Range of $\tan^2\frac A2+\tan^2\frac B2+\tan^2 \frac C2$ with $A,B,C$ angles in a triangle

Question

What is the range of $\tan^2\frac A2+\tan^2\frac B2+\tan^2 \frac C2$ if $A,B,C$ are angles in a triangle?

For $\tan^2\frac A2+\tan^2\frac B2+\tan^2 \frac C2$, I know we have to apply the AM–GM inequality. So $$\begin{align}\frac12\left(\tan^2\frac A2+\tan^2\frac B2+\tan^2\frac C2\right)&\ge\sqrt{\tan^2\frac A2\tan^2\frac B2\tan^2\frac C2}\\ &\ge\tan\frac A2\tan\frac B2\tan\frac C2\\ \tan^2\frac A2+\tan^2\frac B2+\tan^2\frac C2&\ge2\tan\frac A2\tan\frac B2\tan\frac C2 \end{align}$$ After this, the LHS is of the required form, but the RHS is having half-angle terms. Then again, if $A+B+C=\pi$, $\tan\frac{A+B+C}2=\tan90^\circ=\infty$. Now I am stuck; how to solve further?

The given options are:

1. $>1$
2. $<1$
3. $\ge1$
4. $\le1$

Answer 1

Let $a+b-c=z$, $a+c-b=y$ and $b+c-a=x$.

Hence, by C-S $\sum\limits_{cyc}\tan^2\frac{\alpha}{2}=\sum\limits_{cyc}\frac{yz}{x(x+y+z)}=\sum\limits_{cyc}\frac{y^2z^2}{xyz(x+y+z)}\geq\frac{(xy+xz+yz)^2}{3xyz(x+y+z)}\geq1$.

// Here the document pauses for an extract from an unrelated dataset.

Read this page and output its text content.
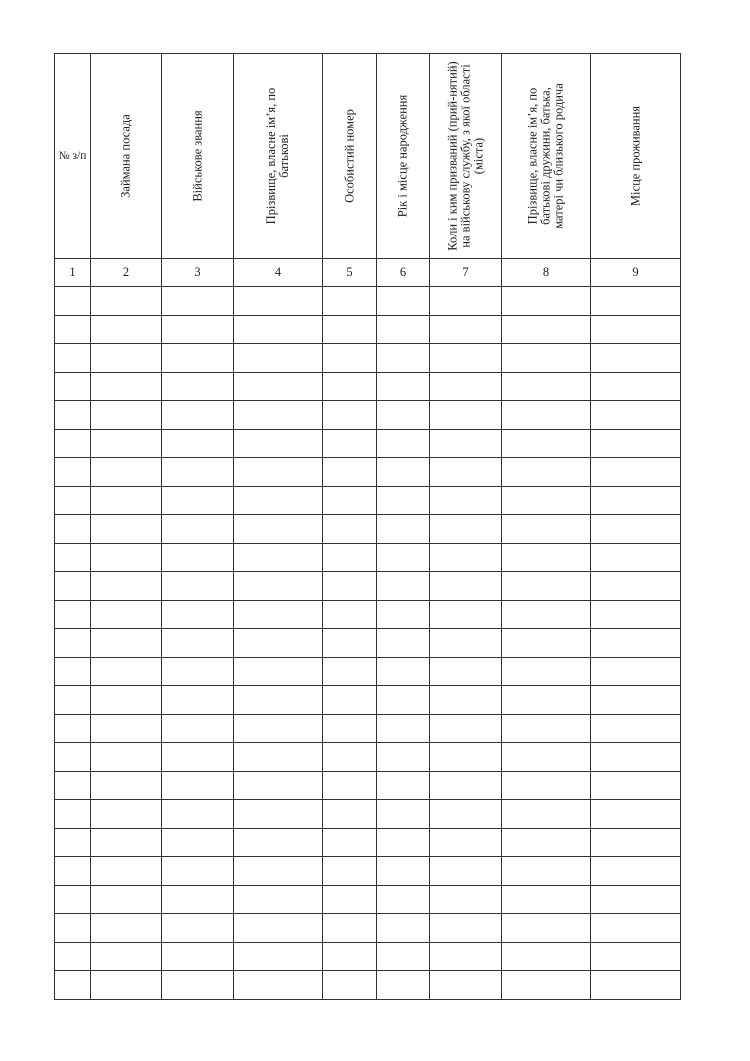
№ з/п	Займана посада	Військове звання	Прізвище, власне ім’я, по батькові	Особистий номер	Рік і місце народження	Коли і ким призваний (прий-нятий) на військову службу, з якої області (міста)	Прізвище, власне ім’я, по батькові дружини, батька, матері чи близького родича	Місце проживання

1	2	3	4	5	6	7	8	9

The equality occurs for $x=y=z$, id est, for $a=b=c$.

In another hand, our sum $\rightarrow+\infty$ for $\alpha\rightarrow180^{\circ}$.

Id est, the answer is $[1,+\infty)$.

Answer 2

HINT:

As $\tan\left(\dfrac{A+B}2\right)=\tan\left(\dfrac{\pi- C}2\right)$

$$\implies\dfrac{\tan\dfrac A2+\tan\dfrac B2}{1-\tan\dfrac A2\tan\dfrac B2}=\dfrac1{\tan\dfrac C2}$$

$$\implies\tan\dfrac A2\tan\dfrac B2+\tan\dfrac B2\tan\dfrac C2+\tan\dfrac C2\tan\dfrac A2=1$$

Now $$\left(\tan\dfrac A2-\tan\dfrac B2\right)^2+\left(\tan\dfrac B2-\tan\dfrac C2\right)^2+\left(\tan\dfrac C2-\tan\dfrac A2\right)^2\ge0$$

Answer 3

Note $\tan^2(x)$ is convex, so by Jensen's inequality $$\sum_{cyc} \tan^2 \frac{A}2 \geqslant 3\tan^2 \frac{A+B+C}{2\cdot3} = 1$$

Further as $\tan(x)$ is unbounded, clearly we can have the sum unbounded by allowing one of the angles to approach $\pi$.